Two positions to take: Why bother? or Let’s get to work.


We started reading. I pulled out my childhood favorite Boxcar Children. She started out reading the words very choppy, but we began a new vocabulary chart. She related to the characters -- begging me to stay longer to read another chapter.  We moved onto another book. She could not put Sideways Stories from Wayside School down. Thank you Louis Sachar!  This book accelerated Dashanae’s growth spurt --  from learning to read to reading to learn. The entire reading group began talking about the book so much that other fifth graders were asking me for it. We laughed --  not just chuckled, but belly-laughed with tears --  and couldn’t wait to meet the next character in the book.  

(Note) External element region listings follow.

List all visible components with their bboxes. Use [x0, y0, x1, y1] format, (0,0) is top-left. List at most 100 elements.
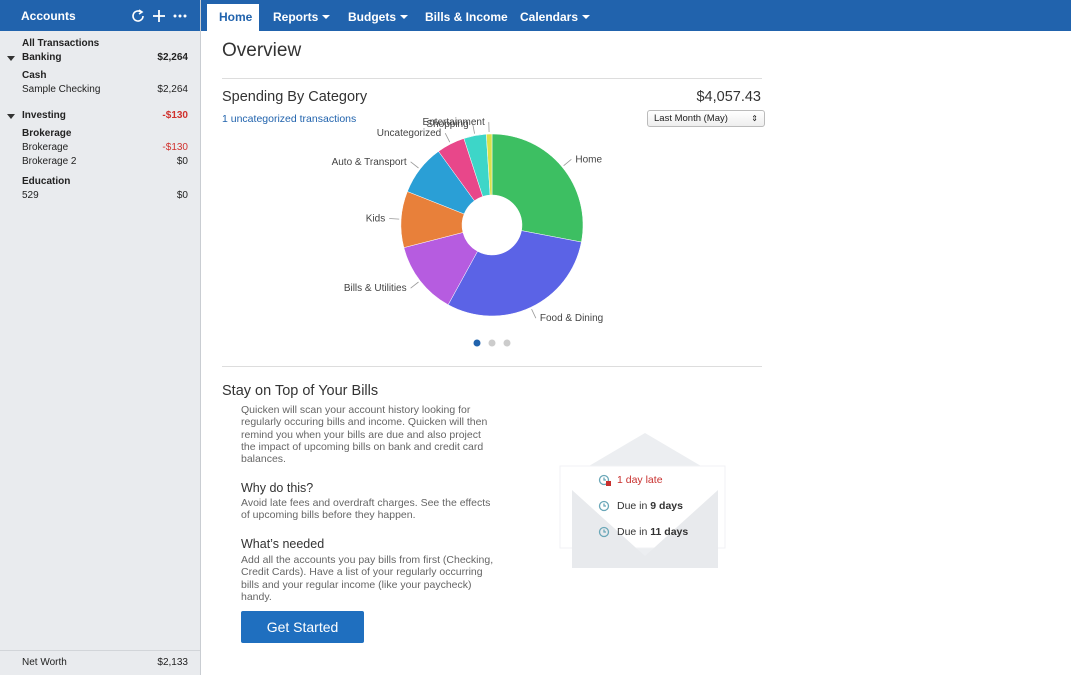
leader-line	[410, 281, 419, 289]
leader-line	[444, 133, 451, 143]
leader-line	[389, 218, 400, 220]
slice-label: Uncategorized	[377, 128, 441, 139]
account-group[interactable]: Investing -$130	[7, 108, 188, 124]
slice-label: Entertainment	[422, 117, 484, 128]
account-group[interactable]: Banking $2,264	[7, 50, 188, 66]
leader-line	[410, 161, 419, 169]
add-icon[interactable]	[153, 10, 165, 22]
pie-slice[interactable]	[486, 133, 493, 196]
nav-home[interactable]: Home	[219, 10, 253, 24]
divider	[0, 650, 200, 651]
pie-slice[interactable]	[447, 230, 582, 317]
account-group-amount: $2,264	[157, 52, 188, 63]
account-group-label: Banking	[22, 52, 62, 63]
account-section-label: Cash	[22, 70, 47, 81]
account-label: 529	[22, 190, 39, 201]
donut-chart: Home Food & Dining Bills & Utilities Kids Au…	[332, 117, 604, 324]
account-amount: -$130	[162, 142, 188, 153]
intro-text: Quicken will scan your account history l…	[241, 404, 488, 466]
dot[interactable]	[488, 339, 496, 347]
spending-total: $4,057.43	[696, 89, 761, 105]
subheading: What’s needed	[241, 537, 325, 551]
due-prefix: Due in	[617, 500, 648, 512]
late-text: 1 day late	[617, 474, 663, 486]
net-worth: Net Worth $2,133	[22, 655, 188, 671]
needed-text: Add all the accounts you pay bills from …	[241, 554, 494, 603]
due-prefix: Due in	[617, 526, 648, 538]
slice-label: Bills & Utilities	[344, 283, 407, 294]
carousel-dots	[473, 339, 511, 347]
collapse-caret[interactable]	[7, 114, 15, 119]
slice-label: Auto & Transport	[332, 157, 407, 168]
nav-label: Calendars	[520, 10, 579, 24]
envelope-illustration	[559, 433, 726, 568]
due-days: 11 days	[650, 526, 689, 538]
net-worth-amount: $2,133	[157, 657, 188, 668]
account-amount: $0	[176, 156, 188, 167]
get-started-button[interactable]: Get Started	[241, 611, 364, 643]
nav-label: Reports	[273, 10, 319, 24]
caret	[582, 15, 591, 19]
section-title: Stay on Top of Your Bills	[222, 383, 379, 399]
uncategorized-link[interactable]: 1 uncategorized transactions	[222, 113, 357, 125]
dot[interactable]	[473, 339, 481, 347]
page-title: Overview	[222, 40, 302, 61]
slice-label: Kids	[366, 214, 385, 225]
account-section: Brokerage	[22, 126, 188, 142]
account[interactable]: Brokerage 2 $0	[22, 154, 188, 170]
period-select[interactable]: Last Month (May) ⇕	[647, 110, 765, 127]
divider	[222, 366, 762, 367]
due-row: Due in 9 days	[617, 500, 683, 512]
sidebar-title[interactable]: Accounts	[21, 9, 76, 23]
nav-label: Budgets	[348, 10, 396, 24]
account-amount: $0	[176, 190, 188, 201]
net-worth-label: Net Worth	[22, 657, 67, 668]
pie-slice[interactable]	[491, 133, 584, 243]
late-badge	[606, 481, 611, 486]
nav-budgets[interactable]: Budgets	[348, 0, 408, 31]
account-group-amount: -$130	[162, 110, 188, 121]
account[interactable]: Brokerage -$130	[22, 140, 188, 156]
sidebar: Accounts All Transactions Banking $2,264 C…	[0, 0, 201, 675]
sidebar-icons	[132, 9, 187, 22]
account-group-label: Investing	[22, 110, 66, 121]
due-days: 9 days	[650, 500, 683, 512]
caret	[400, 15, 408, 19]
caret	[322, 15, 331, 19]
envelope-front	[572, 490, 718, 568]
account-label: Brokerage 2	[22, 156, 77, 167]
leader-line	[531, 308, 537, 319]
sidebar-header	[0, 0, 200, 31]
nav-reports[interactable]: Reports	[273, 0, 331, 31]
select-arrows: ⇕	[751, 114, 758, 123]
slice-label: Shopping	[426, 119, 468, 130]
more-icon[interactable]	[173, 14, 187, 18]
dot[interactable]	[503, 339, 511, 347]
top-nav: Home Reports Budgets Bills & Income Cale…	[201, 0, 1071, 31]
refresh-icon[interactable]	[132, 9, 144, 22]
account-section-label: Brokerage	[22, 128, 72, 139]
section-title: Spending By Category	[222, 89, 368, 105]
collapse-caret[interactable]	[7, 56, 15, 61]
slice-label: Home	[575, 154, 602, 165]
active-tab	[207, 4, 259, 31]
clock-icons	[598, 474, 610, 538]
leader-line	[472, 123, 475, 134]
leader-line	[563, 159, 572, 167]
subheading: Why do this?	[241, 481, 314, 495]
slice-label: Food & Dining	[540, 313, 603, 324]
why-text: Avoid late fees and overdraft charges. S…	[241, 497, 491, 522]
account-section: Cash	[22, 68, 188, 84]
account-section: Education	[22, 174, 188, 190]
account[interactable]: Sample Checking $2,264	[22, 82, 188, 98]
due-row: Due in 11 days	[617, 526, 688, 538]
account-label: Brokerage	[22, 142, 69, 153]
divider	[222, 78, 762, 79]
account-section-label: Education	[22, 176, 71, 187]
account[interactable]: 529 $0	[22, 188, 188, 204]
all-transactions[interactable]: All Transactions	[22, 38, 100, 49]
nav-bills[interactable]: Bills & Income	[425, 10, 508, 24]
nav-calendars[interactable]: Calendars	[520, 0, 591, 31]
period-label: Last Month (May)	[654, 113, 728, 124]
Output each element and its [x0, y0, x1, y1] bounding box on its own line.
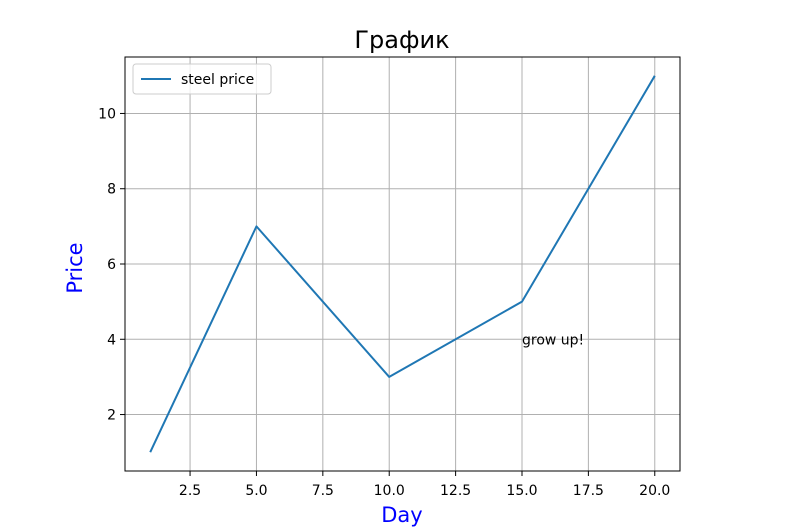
- x-tick-label: 7.5: [312, 483, 334, 499]
- x-tick-label: 17.5: [573, 483, 604, 499]
- y-tick-label: 4: [107, 332, 116, 348]
- y-axis-label: Price: [63, 242, 87, 293]
- legend: steel price: [132, 63, 272, 95]
- chart-title: График: [354, 26, 449, 54]
- annotation-text: grow up!: [522, 332, 584, 348]
- grid: [125, 57, 680, 471]
- x-tick-label: 12.5: [440, 483, 471, 499]
- legend-label-steel-price: steel price: [181, 72, 254, 88]
- y-tick-label: 10: [98, 106, 116, 122]
- x-tick-label: 5.0: [245, 483, 267, 499]
- legend-box: [132, 63, 272, 95]
- series-layer: [149, 75, 656, 453]
- y-tick-label: 8: [107, 182, 116, 198]
- x-axis-ticks: 2.5 5.0 7.5 10.0 12.5 15.0 17.5 20.0: [179, 471, 670, 499]
- y-tick-label: 6: [107, 257, 116, 273]
- x-axis-label: Day: [381, 503, 422, 527]
- x-tick-label: 15.0: [506, 483, 537, 499]
- x-tick-label: 10.0: [374, 483, 405, 499]
- y-axis-ticks: 2 4 6 8 10: [98, 106, 125, 424]
- x-tick-label: 20.0: [639, 483, 670, 499]
- x-tick-label: 2.5: [179, 483, 201, 499]
- annotations: grow up!: [522, 332, 584, 348]
- y-tick-label: 2: [107, 408, 116, 424]
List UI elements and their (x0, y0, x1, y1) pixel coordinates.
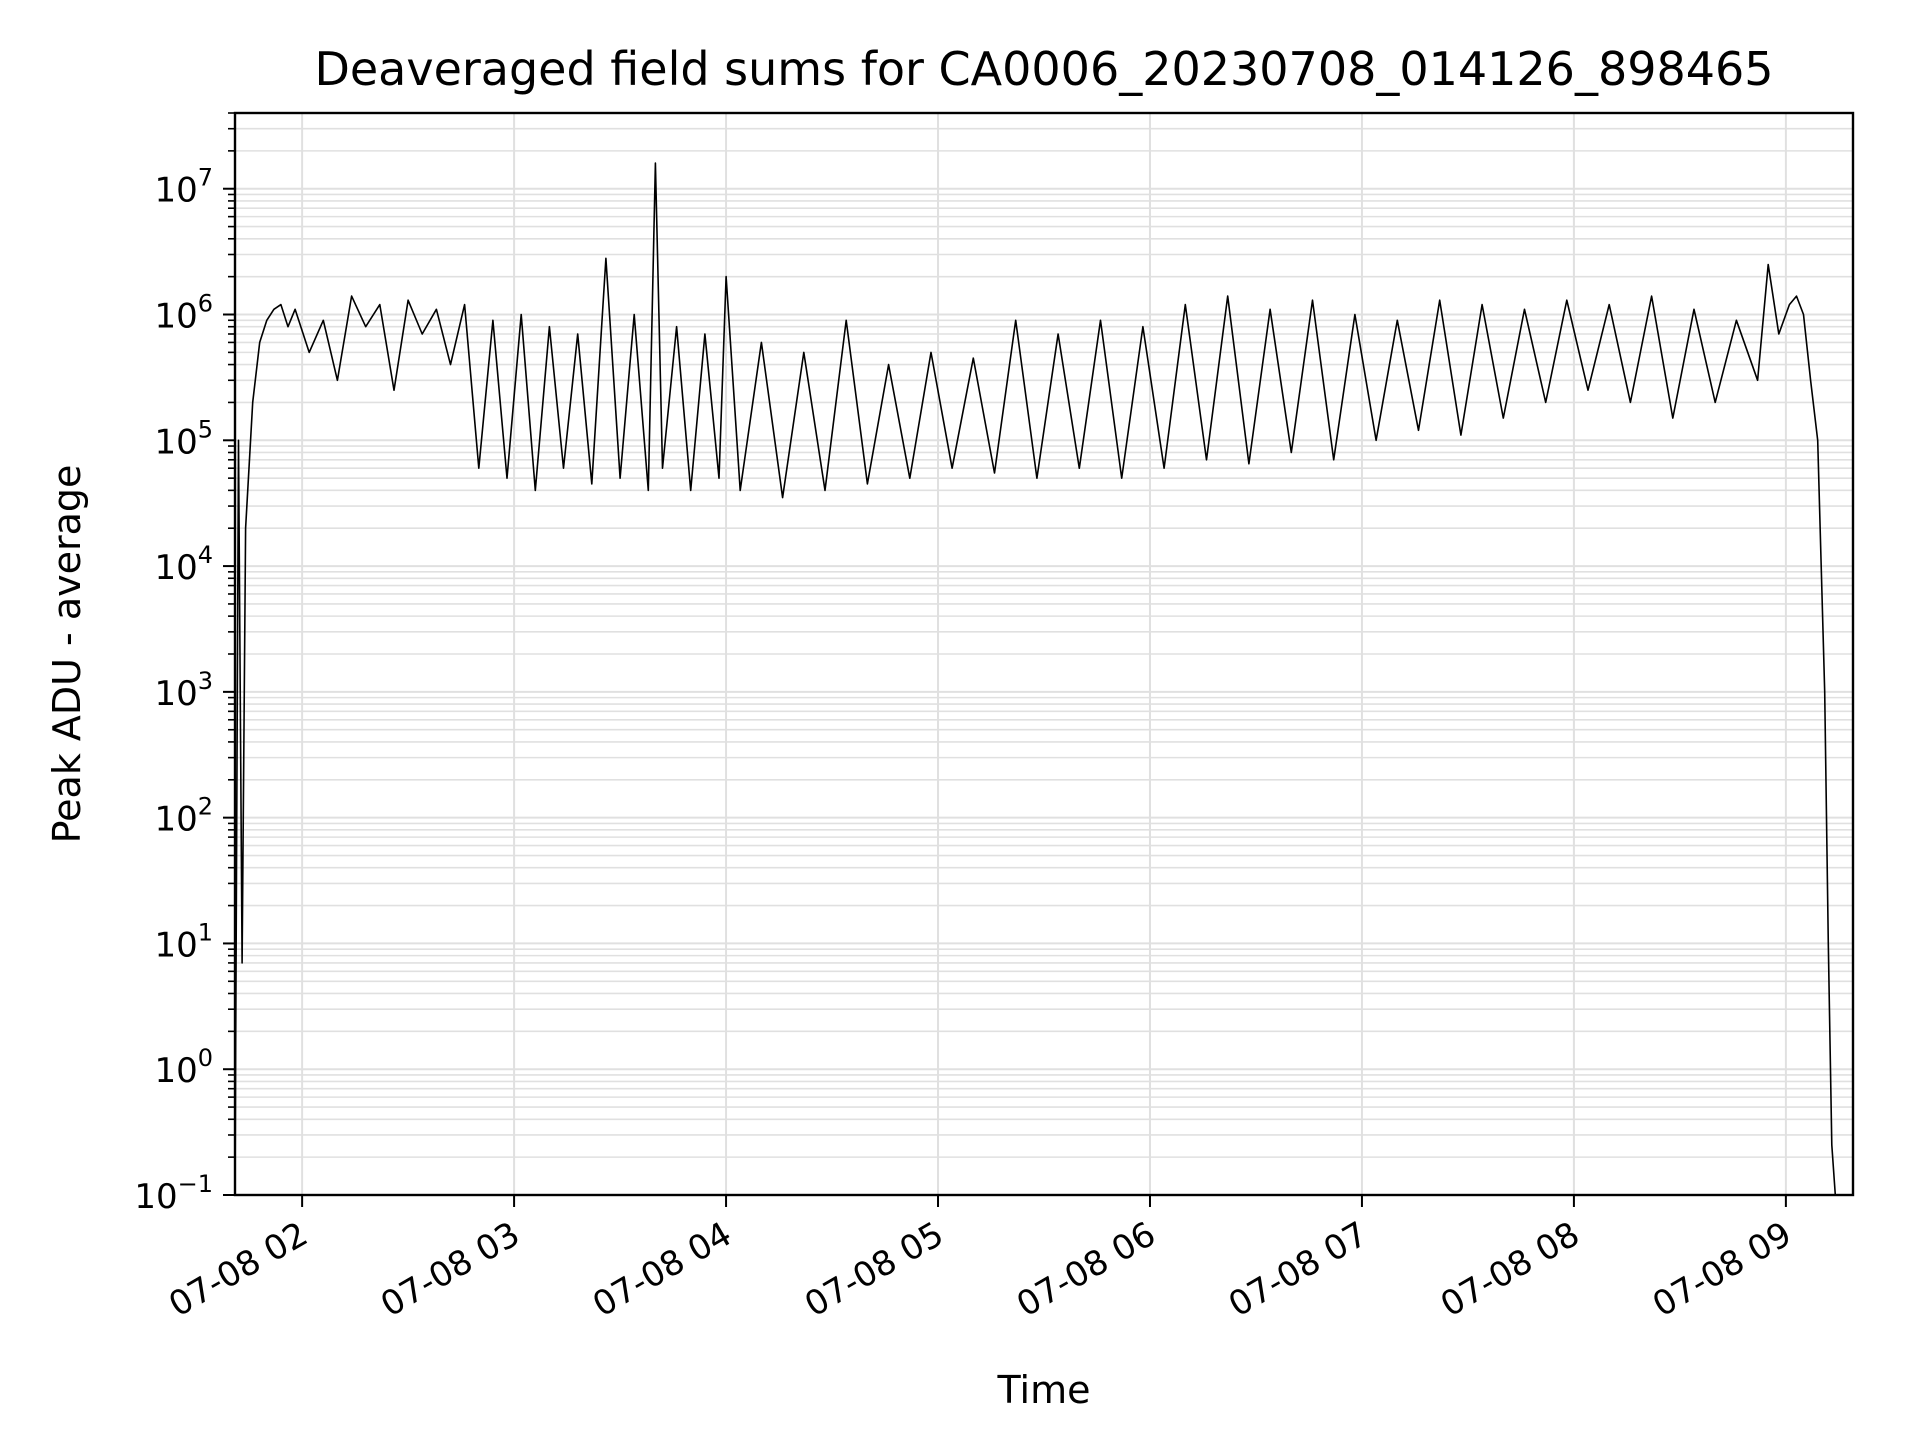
chart-title: Deaveraged field sums for CA0006_2023070… (314, 42, 1773, 96)
y-tick-label: 104 (154, 541, 213, 588)
plot-area (234, 162, 1837, 1196)
plot-frame (233, 111, 1855, 1197)
y-tick-label: 101 (154, 918, 213, 965)
series-line (234, 162, 1837, 1196)
x-axis-label: Time (997, 1368, 1091, 1412)
y-tick-label: 107 (154, 164, 213, 211)
y-tick-label: 103 (154, 667, 213, 714)
y-tick-label: 105 (154, 415, 213, 462)
y-tick-label: 10−1 (134, 1170, 213, 1217)
y-axis-label: Peak ADU - average (45, 465, 89, 844)
y-tick-label: 106 (154, 290, 213, 337)
y-tick-label: 102 (154, 793, 213, 840)
grid (235, 112, 1853, 1196)
y-tick-label: 100 (154, 1044, 213, 1091)
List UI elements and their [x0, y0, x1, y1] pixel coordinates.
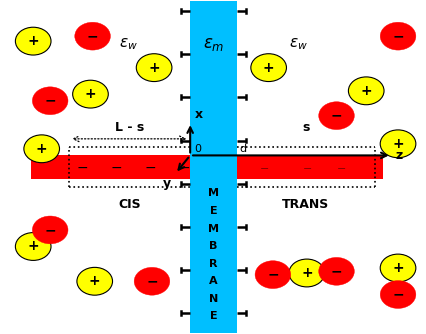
Circle shape	[348, 77, 383, 105]
Text: L - s: L - s	[115, 121, 144, 134]
Text: CIS: CIS	[118, 198, 141, 211]
Text: E: E	[209, 311, 217, 321]
Circle shape	[379, 281, 415, 308]
Circle shape	[15, 27, 51, 55]
Text: $-$: $-$	[177, 160, 190, 174]
Text: A: A	[209, 276, 217, 286]
Text: $-$: $-$	[301, 162, 311, 172]
Text: M: M	[207, 188, 219, 198]
Text: −: −	[86, 29, 98, 43]
Text: +: +	[84, 87, 96, 101]
Text: +: +	[300, 266, 312, 280]
Text: N: N	[208, 294, 218, 304]
Text: +: +	[148, 61, 160, 74]
Text: M: M	[207, 223, 219, 233]
Circle shape	[318, 258, 354, 285]
Text: +: +	[360, 84, 371, 98]
Text: +: +	[391, 261, 403, 275]
Text: y: y	[163, 177, 171, 190]
Text: −: −	[146, 274, 158, 288]
Text: +: +	[27, 239, 39, 254]
Circle shape	[24, 135, 59, 163]
Circle shape	[32, 216, 68, 244]
Text: +: +	[89, 274, 100, 288]
Text: $-$: $-$	[144, 160, 155, 174]
Text: R: R	[209, 259, 217, 269]
Text: TRANS: TRANS	[282, 198, 328, 211]
Text: $-$: $-$	[335, 162, 345, 172]
Text: $-$: $-$	[259, 162, 269, 172]
Circle shape	[379, 22, 415, 50]
Text: −: −	[330, 264, 342, 278]
Circle shape	[379, 254, 415, 282]
Text: $-$: $-$	[109, 160, 122, 174]
Text: −: −	[44, 223, 56, 237]
Text: 0: 0	[194, 144, 201, 154]
Text: z: z	[395, 149, 402, 162]
Text: x: x	[195, 108, 203, 121]
Circle shape	[250, 54, 286, 81]
Text: s: s	[301, 121, 309, 134]
Text: −: −	[391, 29, 403, 43]
Circle shape	[136, 54, 172, 81]
Text: $\varepsilon_m$: $\varepsilon_m$	[202, 35, 224, 53]
Text: −: −	[391, 288, 403, 302]
Text: B: B	[209, 241, 217, 251]
Circle shape	[15, 232, 51, 261]
Bar	[190, 1, 236, 333]
Text: +: +	[36, 142, 47, 156]
Circle shape	[379, 130, 415, 158]
Circle shape	[75, 22, 110, 50]
Circle shape	[32, 87, 68, 115]
Text: d: d	[239, 144, 245, 154]
Circle shape	[288, 259, 324, 287]
Bar	[236, 155, 382, 179]
Circle shape	[72, 80, 108, 108]
Circle shape	[77, 267, 112, 295]
Text: −: −	[266, 268, 278, 282]
Circle shape	[134, 267, 170, 295]
Text: $\varepsilon_w$: $\varepsilon_w$	[119, 37, 138, 52]
Text: $-$: $-$	[76, 160, 88, 174]
Text: $\varepsilon_w$: $\varepsilon_w$	[288, 37, 307, 52]
Text: +: +	[391, 137, 403, 151]
Text: +: +	[262, 61, 274, 74]
Text: −: −	[330, 109, 342, 123]
Text: E: E	[209, 206, 217, 216]
Text: +: +	[27, 34, 39, 48]
Bar	[31, 155, 190, 179]
Circle shape	[254, 261, 290, 289]
Text: −: −	[44, 94, 56, 108]
Circle shape	[318, 102, 354, 130]
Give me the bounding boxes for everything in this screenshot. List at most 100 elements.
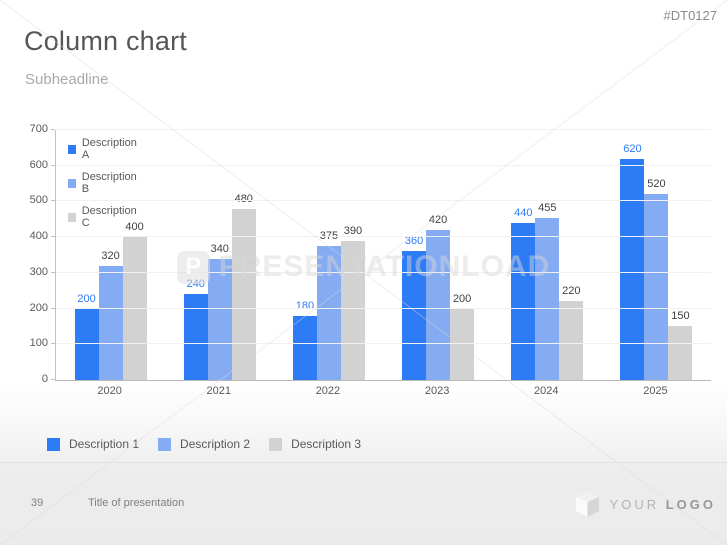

I looked forward to working with her group. We began to feel like a real family. They asked if they could come read with me during lunch, we  formed “The Lunch Bunch”, eating and reading every Friday.  It was one of those books that none of us wanted to end.  When we finished, Dashanae proposed writing our own version starring each of us as characters.  They had just as much fun writing their chapter as reading Sachar’s.  Struggling fifth grade students loving reading and writing. It was amazing.  We went on to  Shiloh and Camille McPhee Fell Under the Bus.  They were unstoppable.


Relationships Above All Else
It made me realize that it wasn’t the reading strategies I taught or the mini-lessons I delivered. It was the relationship I built with Dashanae.  Dashanae was often the scapegoat in her classes. It seemed as if even when other students were also talking, her classroom teachers singled her out. They grew tired of writing her up and began sending her to me. She liked coming, so her behavior continued.  A female Holden Caulfield at age 10. It’s difficult to find a connection with every student, but that is what an effective teacher must do.  Think in terms of Annie Sullivan and Helen Keller. It wasn’t a miracle worker,, it was a dedicated teacher, with the same affliction, giving Keller tools to pull herself out of her blindness.

If  classroom teachers would have made the time to really get to know Dashanae, and accept her humor, they could capitalize on it within their classrooms, like  our reading group did. We would listen to her crazy connections to her life, which evolved to connections to other books we had read, and eventually to world events and theme. Her thinking helped her entire group grow as readers and thinkers. Isn’t that the ultimate goal?


As teachers begin the new school year, building relationships with students must be their biggest priority. Not just the students that are easy to connect with, every student. There is a Dashanae sitting in every classroom, waiting for a teacher to take a genuine interest in her, to awaken the brilliance within. The classroom is the only constant in many of their lives. Make it genuine, caring, and fun.


New Perspective, New Job
Dashanae’s success motivated me to create a summer program, STARR Austin, to combat the Summer Slide.  She’s  inspired me to do more.  I’d love to help teachers grow to further their growth in students exponentially.


I have envisioned what a school I helped lead would look like for a long time.  All of the great teaching strategies and programs and curriculum will get you nowhere without an environment of family, mutual respect, and high expectations.  Genuine, positive relationships will help every child succeed, every time. It’s worth the effort and needs to be given priority over all else. Thinking of Dashanae gives me strength when I feel I am getting nowhere.  I will remind myself of her when I’m in that final stretch to STAAR. I will continue to stay focused on my students and not tests. I will teach my students, not my subject matter.  Students are where educators find their true successes, not scores.